Attorneys for a group of janitorial workers alleging misclassification laid out their case to the state Supreme Court, arguing the three-prong "ABC" test adopted in Dynamex not only should apply retroactively, but its interpretation be broadened.
In an opening brief filed Wednesday, plaintiffs' attorney Shannon Liss-Riordan of Boston-based Litchen & Liss-Riordan, PC argued Dynamex should be retroactively applied in wage-and-hour violations as well as when franchisees are misclassified as independent contractors rather than employees, when additional entities serve as joint employers and when claims are bought under state Labor Code Section 2802 for work-related expenses.

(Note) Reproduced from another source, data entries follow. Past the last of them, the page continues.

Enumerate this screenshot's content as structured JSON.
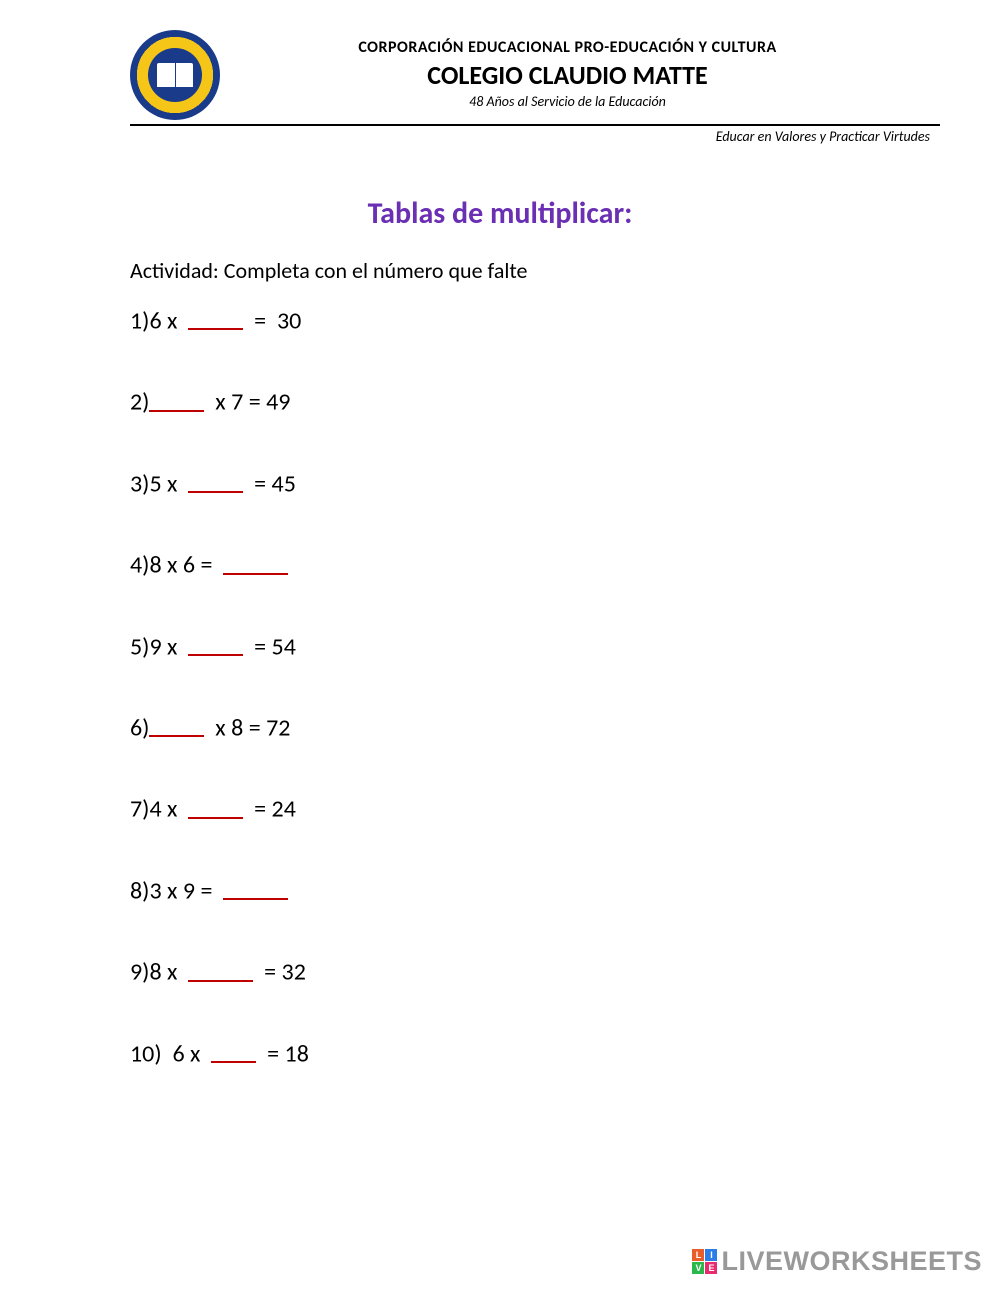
{
  "header": {
    "org_name": "CORPORACIÓN EDUCACIONAL PRO-EDUCACIÓN Y CULTURA",
    "school_name": "COLEGIO CLAUDIO MATTE",
    "tagline": "48 Años al Servicio de la Educación",
    "motto": "Educar en Valores y Practicar Virtudes",
    "logo_colors": {
      "outer": "#1a3a8a",
      "inner": "#f5c518"
    }
  },
  "worksheet": {
    "title": "Tablas de multiplicar:",
    "title_color": "#6b2fb3",
    "instructions": "Actividad: Completa con el número que falte",
    "blank_underline_color": "#c00000",
    "problems": [
      {
        "num": "1)",
        "before": "6 x  ",
        "blank_w": "w55",
        "after": "  =  30"
      },
      {
        "num": "2)",
        "before": "",
        "blank_w": "w55",
        "after": "  x 7 = 49"
      },
      {
        "num": "3)",
        "before": "5 x  ",
        "blank_w": "w55",
        "after": "  = 45"
      },
      {
        "num": "4)",
        "before": "8 x 6 =  ",
        "blank_w": "w65",
        "after": ""
      },
      {
        "num": "5)",
        "before": "9 x  ",
        "blank_w": "w55",
        "after": "  = 54"
      },
      {
        "num": "6)",
        "before": "",
        "blank_w": "w55",
        "after": "  x 8 = 72"
      },
      {
        "num": "7)",
        "before": "4 x  ",
        "blank_w": "w55",
        "after": "  = 24"
      },
      {
        "num": "8)",
        "before": "3 x 9 =  ",
        "blank_w": "w65",
        "after": ""
      },
      {
        "num": "9)",
        "before": "8 x  ",
        "blank_w": "w65",
        "after": "  = 32"
      },
      {
        "num": "10)",
        "before": "  6 x  ",
        "blank_w": "w45",
        "after": "  = 18"
      }
    ]
  },
  "watermark": {
    "text": "LIVEWORKSHEETS",
    "badge": [
      {
        "letter": "L",
        "bg": "#e85d2b"
      },
      {
        "letter": "I",
        "bg": "#2b7de8"
      },
      {
        "letter": "V",
        "bg": "#2bb84a"
      },
      {
        "letter": "E",
        "bg": "#e82b6f"
      }
    ]
  }
}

"These questions are interrelated," Liss-Riordan wrote. "Not only are they all central to the resolution of this case but resolving one while leaving the others unaddressed leaves open escape hatches that employers will continue to exploit in the face of unsettled law."
The brief's scope expands beyond what the 9th U.S. Circuit Court of Appeals had in mind when they punted the case to the state high court justices last September, asking them to answer the retroactivity question. Vazquez v. Jan-Pro Franchising International, Inc., S258191.

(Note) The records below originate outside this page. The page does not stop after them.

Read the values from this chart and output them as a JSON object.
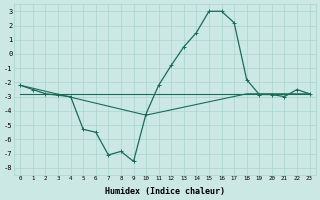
{
  "xlabel": "Humidex (Indice chaleur)",
  "xlim": [
    -0.5,
    23.5
  ],
  "ylim": [
    -8.5,
    3.5
  ],
  "yticks": [
    -8,
    -7,
    -6,
    -5,
    -4,
    -3,
    -2,
    -1,
    0,
    1,
    2,
    3
  ],
  "xticks": [
    0,
    1,
    2,
    3,
    4,
    5,
    6,
    7,
    8,
    9,
    10,
    11,
    12,
    13,
    14,
    15,
    16,
    17,
    18,
    19,
    20,
    21,
    22,
    23
  ],
  "line_color": "#1a6b5a",
  "bg_color": "#cce8e4",
  "grid_color": "#aad4ce",
  "line1_x": [
    0,
    1,
    2,
    3,
    4,
    5,
    6,
    7,
    8,
    9,
    10,
    11,
    12,
    13,
    14,
    15,
    16,
    17,
    18,
    19,
    20,
    21,
    22,
    23
  ],
  "line1_y": [
    -2.2,
    -2.5,
    -2.8,
    -2.9,
    -3.0,
    -5.3,
    -5.5,
    -7.1,
    -6.85,
    -7.55,
    -4.2,
    -2.2,
    -0.8,
    0.5,
    1.5,
    3.0,
    3.0,
    2.2,
    -1.8,
    -2.85,
    -2.85,
    -3.0,
    -2.5,
    -2.8
  ],
  "line2_x": [
    0,
    23
  ],
  "line2_y": [
    -2.8,
    -2.8
  ],
  "line3_x": [
    0,
    10,
    18,
    23
  ],
  "line3_y": [
    -2.2,
    -4.3,
    -2.8,
    -2.8
  ]
}
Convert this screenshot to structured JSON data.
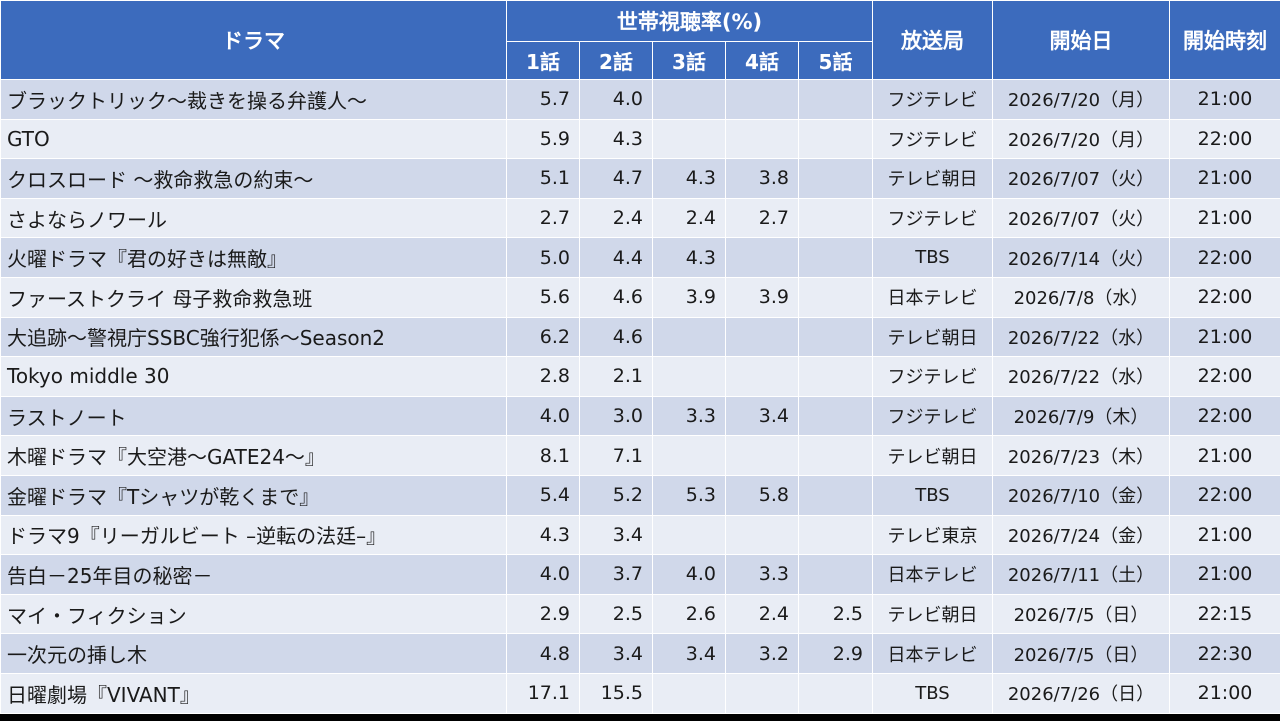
{
  "header": {
    "drama": "ドラマ",
    "rating_group": "世帯視聴率(%)",
    "episodes": [
      "1話",
      "2話",
      "3話",
      "4話",
      "5話"
    ],
    "station": "放送局",
    "start_date": "開始日",
    "start_time": "開始時刻"
  },
  "rows": [
    {
      "title": "ブラックトリック〜裁きを操る弁護人〜",
      "ratings": [
        "5.7",
        "4.0",
        "",
        "",
        ""
      ],
      "station": "フジテレビ",
      "date": "2026/7/20（月）",
      "time": "21:00"
    },
    {
      "title": "GTO",
      "ratings": [
        "5.9",
        "4.3",
        "",
        "",
        ""
      ],
      "station": "フジテレビ",
      "date": "2026/7/20（月）",
      "time": "22:00"
    },
    {
      "title": "クロスロード 〜救命救急の約束〜",
      "ratings": [
        "5.1",
        "4.7",
        "4.3",
        "3.8",
        ""
      ],
      "station": "テレビ朝日",
      "date": "2026/7/07（火）",
      "time": "21:00"
    },
    {
      "title": "さよならノワール",
      "ratings": [
        "2.7",
        "2.4",
        "2.4",
        "2.7",
        ""
      ],
      "station": "フジテレビ",
      "date": "2026/7/07（火）",
      "time": "21:00"
    },
    {
      "title": "火曜ドラマ『君の好きは無敵』",
      "ratings": [
        "5.0",
        "4.4",
        "4.3",
        "",
        ""
      ],
      "station": "TBS",
      "date": "2026/7/14（火）",
      "time": "22:00"
    },
    {
      "title": "ファーストクライ 母子救命救急班",
      "ratings": [
        "5.6",
        "4.6",
        "3.9",
        "3.9",
        ""
      ],
      "station": "日本テレビ",
      "date": "2026/7/8（水）",
      "time": "22:00"
    },
    {
      "title": "大追跡〜警視庁SSBC強行犯係〜Season2",
      "ratings": [
        "6.2",
        "4.6",
        "",
        "",
        ""
      ],
      "station": "テレビ朝日",
      "date": "2026/7/22（水）",
      "time": "21:00"
    },
    {
      "title": "Tokyo middle 30",
      "ratings": [
        "2.8",
        "2.1",
        "",
        "",
        ""
      ],
      "station": "フジテレビ",
      "date": "2026/7/22（水）",
      "time": "22:00"
    },
    {
      "title": "ラストノート",
      "ratings": [
        "4.0",
        "3.0",
        "3.3",
        "3.4",
        ""
      ],
      "station": "フジテレビ",
      "date": "2026/7/9（木）",
      "time": "22:00"
    },
    {
      "title": "木曜ドラマ『大空港〜GATE24〜』",
      "ratings": [
        "8.1",
        "7.1",
        "",
        "",
        ""
      ],
      "station": "テレビ朝日",
      "date": "2026/7/23（木）",
      "time": "21:00"
    },
    {
      "title": "金曜ドラマ『Tシャツが乾くまで』",
      "ratings": [
        "5.4",
        "5.2",
        "5.3",
        "5.8",
        ""
      ],
      "station": "TBS",
      "date": "2026/7/10（金）",
      "time": "22:00"
    },
    {
      "title": "ドラマ9『リーガルビート –逆転の法廷–』",
      "ratings": [
        "4.3",
        "3.4",
        "",
        "",
        ""
      ],
      "station": "テレビ東京",
      "date": "2026/7/24（金）",
      "time": "21:00"
    },
    {
      "title": "告白－25年目の秘密－",
      "ratings": [
        "4.0",
        "3.7",
        "4.0",
        "3.3",
        ""
      ],
      "station": "日本テレビ",
      "date": "2026/7/11（土）",
      "time": "21:00"
    },
    {
      "title": "マイ・フィクション",
      "ratings": [
        "2.9",
        "2.5",
        "2.6",
        "2.4",
        "2.5"
      ],
      "station": "テレビ朝日",
      "date": "2026/7/5（日）",
      "time": "22:15"
    },
    {
      "title": "一次元の挿し木",
      "ratings": [
        "4.8",
        "3.4",
        "3.4",
        "3.2",
        "2.9"
      ],
      "station": "日本テレビ",
      "date": "2026/7/5（日）",
      "time": "22:30"
    },
    {
      "title": "日曜劇場『VIVANT』",
      "ratings": [
        "17.1",
        "15.5",
        "",
        "",
        ""
      ],
      "station": "TBS",
      "date": "2026/7/26（日）",
      "time": "21:00"
    }
  ],
  "colors": {
    "header_bg": "#3c6bbd",
    "row_odd": "#d0d8ea",
    "row_even": "#e9edf5",
    "text": "#1a1a1a"
  }
}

But Liss-Riordan wrote the questions are necessary to ensure the state law had a comprehensive coverage against all possible challenges.
"It is therefore vital for this court to settle these (unsettled) questions of state law in the wake of Dynamex, in order to enforce the California labor standards and thus 'enable [workers] to provide at least minimally for themselves and their families and to accord them a modicum of dignity and self respect,' as this court intended," she wrote. Dynamex Operations West Inc. v. Superior Court.

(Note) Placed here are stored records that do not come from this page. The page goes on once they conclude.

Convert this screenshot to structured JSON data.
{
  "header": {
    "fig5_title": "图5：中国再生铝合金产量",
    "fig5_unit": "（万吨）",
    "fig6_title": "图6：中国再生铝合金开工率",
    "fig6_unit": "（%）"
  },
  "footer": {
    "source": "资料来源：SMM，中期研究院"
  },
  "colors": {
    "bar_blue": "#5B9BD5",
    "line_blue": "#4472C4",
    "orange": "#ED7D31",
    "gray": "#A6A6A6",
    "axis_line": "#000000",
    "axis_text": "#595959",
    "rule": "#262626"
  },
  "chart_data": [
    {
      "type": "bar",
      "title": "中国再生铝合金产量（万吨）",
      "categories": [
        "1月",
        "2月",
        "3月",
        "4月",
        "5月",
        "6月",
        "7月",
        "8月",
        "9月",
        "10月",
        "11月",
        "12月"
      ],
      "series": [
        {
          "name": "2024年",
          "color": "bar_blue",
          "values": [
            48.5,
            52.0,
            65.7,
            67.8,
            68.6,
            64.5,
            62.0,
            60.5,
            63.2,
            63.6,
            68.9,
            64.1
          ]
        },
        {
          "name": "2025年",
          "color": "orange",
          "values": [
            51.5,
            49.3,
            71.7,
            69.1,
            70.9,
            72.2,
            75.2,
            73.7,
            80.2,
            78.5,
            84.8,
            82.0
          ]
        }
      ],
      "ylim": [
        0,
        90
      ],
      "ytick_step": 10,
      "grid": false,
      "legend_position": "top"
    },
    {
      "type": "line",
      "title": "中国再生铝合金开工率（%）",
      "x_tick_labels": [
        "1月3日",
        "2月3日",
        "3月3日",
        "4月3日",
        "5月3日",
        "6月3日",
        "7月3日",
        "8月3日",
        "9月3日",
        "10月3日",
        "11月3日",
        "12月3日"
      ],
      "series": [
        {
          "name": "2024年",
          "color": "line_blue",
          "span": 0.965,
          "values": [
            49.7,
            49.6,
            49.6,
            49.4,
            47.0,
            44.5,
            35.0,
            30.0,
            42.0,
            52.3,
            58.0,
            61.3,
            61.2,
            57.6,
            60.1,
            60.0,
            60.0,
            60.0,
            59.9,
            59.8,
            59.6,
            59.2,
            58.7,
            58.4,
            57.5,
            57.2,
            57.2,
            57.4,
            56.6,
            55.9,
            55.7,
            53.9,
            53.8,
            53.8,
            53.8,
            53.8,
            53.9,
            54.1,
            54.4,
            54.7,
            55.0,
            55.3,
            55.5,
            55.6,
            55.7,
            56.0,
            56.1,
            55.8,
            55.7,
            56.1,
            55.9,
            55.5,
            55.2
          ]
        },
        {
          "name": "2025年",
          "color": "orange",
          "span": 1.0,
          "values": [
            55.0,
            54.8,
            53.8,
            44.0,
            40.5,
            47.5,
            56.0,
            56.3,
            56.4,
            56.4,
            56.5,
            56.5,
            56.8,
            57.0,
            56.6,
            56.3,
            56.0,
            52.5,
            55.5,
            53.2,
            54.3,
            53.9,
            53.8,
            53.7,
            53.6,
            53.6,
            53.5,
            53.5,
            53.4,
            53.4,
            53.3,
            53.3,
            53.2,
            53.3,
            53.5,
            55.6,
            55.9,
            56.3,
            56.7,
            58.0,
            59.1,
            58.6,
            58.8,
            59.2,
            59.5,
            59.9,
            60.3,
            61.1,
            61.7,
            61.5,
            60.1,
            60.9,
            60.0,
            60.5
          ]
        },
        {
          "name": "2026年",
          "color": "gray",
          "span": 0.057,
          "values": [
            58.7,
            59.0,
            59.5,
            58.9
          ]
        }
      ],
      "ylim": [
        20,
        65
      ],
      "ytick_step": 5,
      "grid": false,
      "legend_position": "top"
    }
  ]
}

In Vazquez, a group of janitors initially sued in the Northern District of California alleging they were misclassified as contractors and underpaid, according to court documents. The company claimed it sold janitorial franchises and was not a cleaning business, despite that being a main function of its business, and won summary judgment, court documents show.
While on appeal, the state Supreme Court ruled on Dynamex, which the 9th Circuit took into account when it reversed the lower court's summary judgment and ruled the ABC test should be applied retroactively, court documents show.
The federal appellate court later retracted that ruling and requested the state Supreme Court take the case to answer a "question of state law," saying it would abide by the state high court's decision if it agreed to hear the case, according to court documents.